O, sadece Karayavşanla iktifa etmez, Ahırlıkuyu, Karakaya ve Karakuyu köylerinde de toplantılara, düğünlere, cenazelere katılırdı. Düğünlerde konak konak gezer, fikirlerini, Kırımlıların uğradıkları zulmü anlatır, dinî konularla ilgili olarak halkı aydınlatır, vatanseverlik, milliyetçilik gibi konular üzerinde dururdu.”
Müstecib Bey bu köylerin vatan, bayrak, din konularındaki hassasiyetlerini biliyordu. Bu insanların Anadolu’ya mal mülk edinmek maksadıyla göçmediklerini vatanlarından göçerken de kendi kardeşlerinin topraklarını seçmelerinin tesadüfi olmadığının farkındaydı. Evlerinden, yurtlarından kopup gelen bu insanlar yerleştikleri bu toprakları vatan gibi korumak arzusuyla Osmanlı’ya gönüllü asker ol urlar; Çanakkale’de göğsünü siper ederken, Allahuekber dağlarında soğuğa yenik düşüp genç yaşlarında hayata veda ederler. Gök ekinler gibi biçilirler. Müstecib Bey’in Karayavşan’da muallimlik yaptığı yıllarda köyde yirmi yaşın üstünde delikanlı bulmak oldukça güçtür. Balkan Savaşları’nda veya I. Dünya Savaşı’nda şehit veya gazi olmayanlar o yıllarda Yunanlılarla savaşmaktaydılar. Köyde delikanlı olarak Rıza Umay, Hacı Numan, Hacı .Naip gibi bir kaç kişi vardır.

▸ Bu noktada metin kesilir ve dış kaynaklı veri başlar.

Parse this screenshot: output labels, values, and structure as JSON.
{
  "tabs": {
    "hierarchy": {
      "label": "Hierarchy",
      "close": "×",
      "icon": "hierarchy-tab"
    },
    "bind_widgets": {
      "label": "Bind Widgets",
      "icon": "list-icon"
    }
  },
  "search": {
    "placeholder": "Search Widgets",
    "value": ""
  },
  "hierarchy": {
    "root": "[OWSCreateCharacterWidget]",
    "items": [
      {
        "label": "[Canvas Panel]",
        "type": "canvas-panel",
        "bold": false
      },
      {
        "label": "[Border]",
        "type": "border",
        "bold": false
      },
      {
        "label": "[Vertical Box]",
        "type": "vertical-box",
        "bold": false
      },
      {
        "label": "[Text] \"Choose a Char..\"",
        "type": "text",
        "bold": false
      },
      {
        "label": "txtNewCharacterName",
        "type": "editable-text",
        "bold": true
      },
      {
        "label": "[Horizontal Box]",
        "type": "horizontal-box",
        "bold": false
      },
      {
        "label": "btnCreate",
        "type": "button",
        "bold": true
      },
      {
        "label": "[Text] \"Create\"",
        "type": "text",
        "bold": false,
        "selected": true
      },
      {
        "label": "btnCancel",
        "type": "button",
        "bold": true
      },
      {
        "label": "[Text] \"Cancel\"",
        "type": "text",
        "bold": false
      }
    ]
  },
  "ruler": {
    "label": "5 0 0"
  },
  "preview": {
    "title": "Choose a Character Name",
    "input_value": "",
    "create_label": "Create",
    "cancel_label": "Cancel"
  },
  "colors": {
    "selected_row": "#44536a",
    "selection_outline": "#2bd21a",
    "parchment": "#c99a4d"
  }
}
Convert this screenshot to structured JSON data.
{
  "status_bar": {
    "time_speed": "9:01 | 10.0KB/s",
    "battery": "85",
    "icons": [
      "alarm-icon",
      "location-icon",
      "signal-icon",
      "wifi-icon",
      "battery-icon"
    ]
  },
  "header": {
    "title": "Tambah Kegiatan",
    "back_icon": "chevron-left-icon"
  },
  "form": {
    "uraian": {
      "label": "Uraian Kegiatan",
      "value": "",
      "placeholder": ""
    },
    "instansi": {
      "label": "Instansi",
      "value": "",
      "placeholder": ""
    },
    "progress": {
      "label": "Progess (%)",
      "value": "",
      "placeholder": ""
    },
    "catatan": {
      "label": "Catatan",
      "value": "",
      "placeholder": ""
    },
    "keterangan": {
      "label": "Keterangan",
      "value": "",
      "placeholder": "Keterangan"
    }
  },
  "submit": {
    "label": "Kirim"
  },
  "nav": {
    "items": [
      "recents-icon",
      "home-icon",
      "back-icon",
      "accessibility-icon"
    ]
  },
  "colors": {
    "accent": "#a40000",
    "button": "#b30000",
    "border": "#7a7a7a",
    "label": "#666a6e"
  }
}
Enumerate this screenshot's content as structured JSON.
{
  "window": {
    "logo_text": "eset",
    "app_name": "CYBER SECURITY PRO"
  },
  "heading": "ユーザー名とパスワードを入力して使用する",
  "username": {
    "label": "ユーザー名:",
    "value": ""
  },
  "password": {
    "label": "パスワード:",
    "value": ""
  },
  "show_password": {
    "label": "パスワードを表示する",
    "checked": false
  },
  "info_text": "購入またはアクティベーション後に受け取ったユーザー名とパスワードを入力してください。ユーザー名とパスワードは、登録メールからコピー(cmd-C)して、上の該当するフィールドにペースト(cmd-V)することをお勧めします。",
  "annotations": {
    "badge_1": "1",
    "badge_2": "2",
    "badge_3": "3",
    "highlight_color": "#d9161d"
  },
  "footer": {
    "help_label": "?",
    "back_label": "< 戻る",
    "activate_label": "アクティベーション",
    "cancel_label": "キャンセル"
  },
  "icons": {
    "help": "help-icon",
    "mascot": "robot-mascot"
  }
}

Yukarıda Hacı Hüseyin Umay’ın belirttiği gibi bir yılda tarla hesapları; tarih, coğrafya öğreten Müstecib Bey, yazılarını imlâlarını, konuşmalarını düzeltmiş, vatan-millet sevgisiyle birlikte birlik-beraberlik gibi konularda da fikirlerini geliştirmiştir.
Köylü bir yılın sonunda Müstecib Efendi’in parasını aralarında toplayıp verir. Karayavşan köylüsü Ağustos ayında Yunan askerlerinin gelip hepsini Sivri’ye süreceğinden habersiz, “Bu delikanlı bir sene daha kalsaydı” diye üzgün bir şekilde, ama yapılan işlerden memnun olarak, öğretmenlerini yolcu etmişler. Müstecib Efendi de geleceğinden endişeli, anasından babasından haber almadan geçen zamanın hüznüne ayrılık acısını da katıp yine düşmüş yollara.
Daha sonra tahsilini tamamlayan Müstecib Bey konferanslarda, başta kendi kurduğu Emel olmak üzere dergilerde, gazetelerde, kurduğu derneklerde hep fikirlerini yaymış, hep eğitmiş, hep öğretmiştir. Yaş yetmiş, seksen, doksan demiş, ama hiç bir zaman o pes dememiş öğretmeye ve eğitmeye devam etmiştir. Ruhu şad olsun.
Emel Dergisi: 212 . Ocak-Şubat 1996 – Sf.32-37
Bu makalenin dip notları internet sitemize henüz aktarılamamıştır.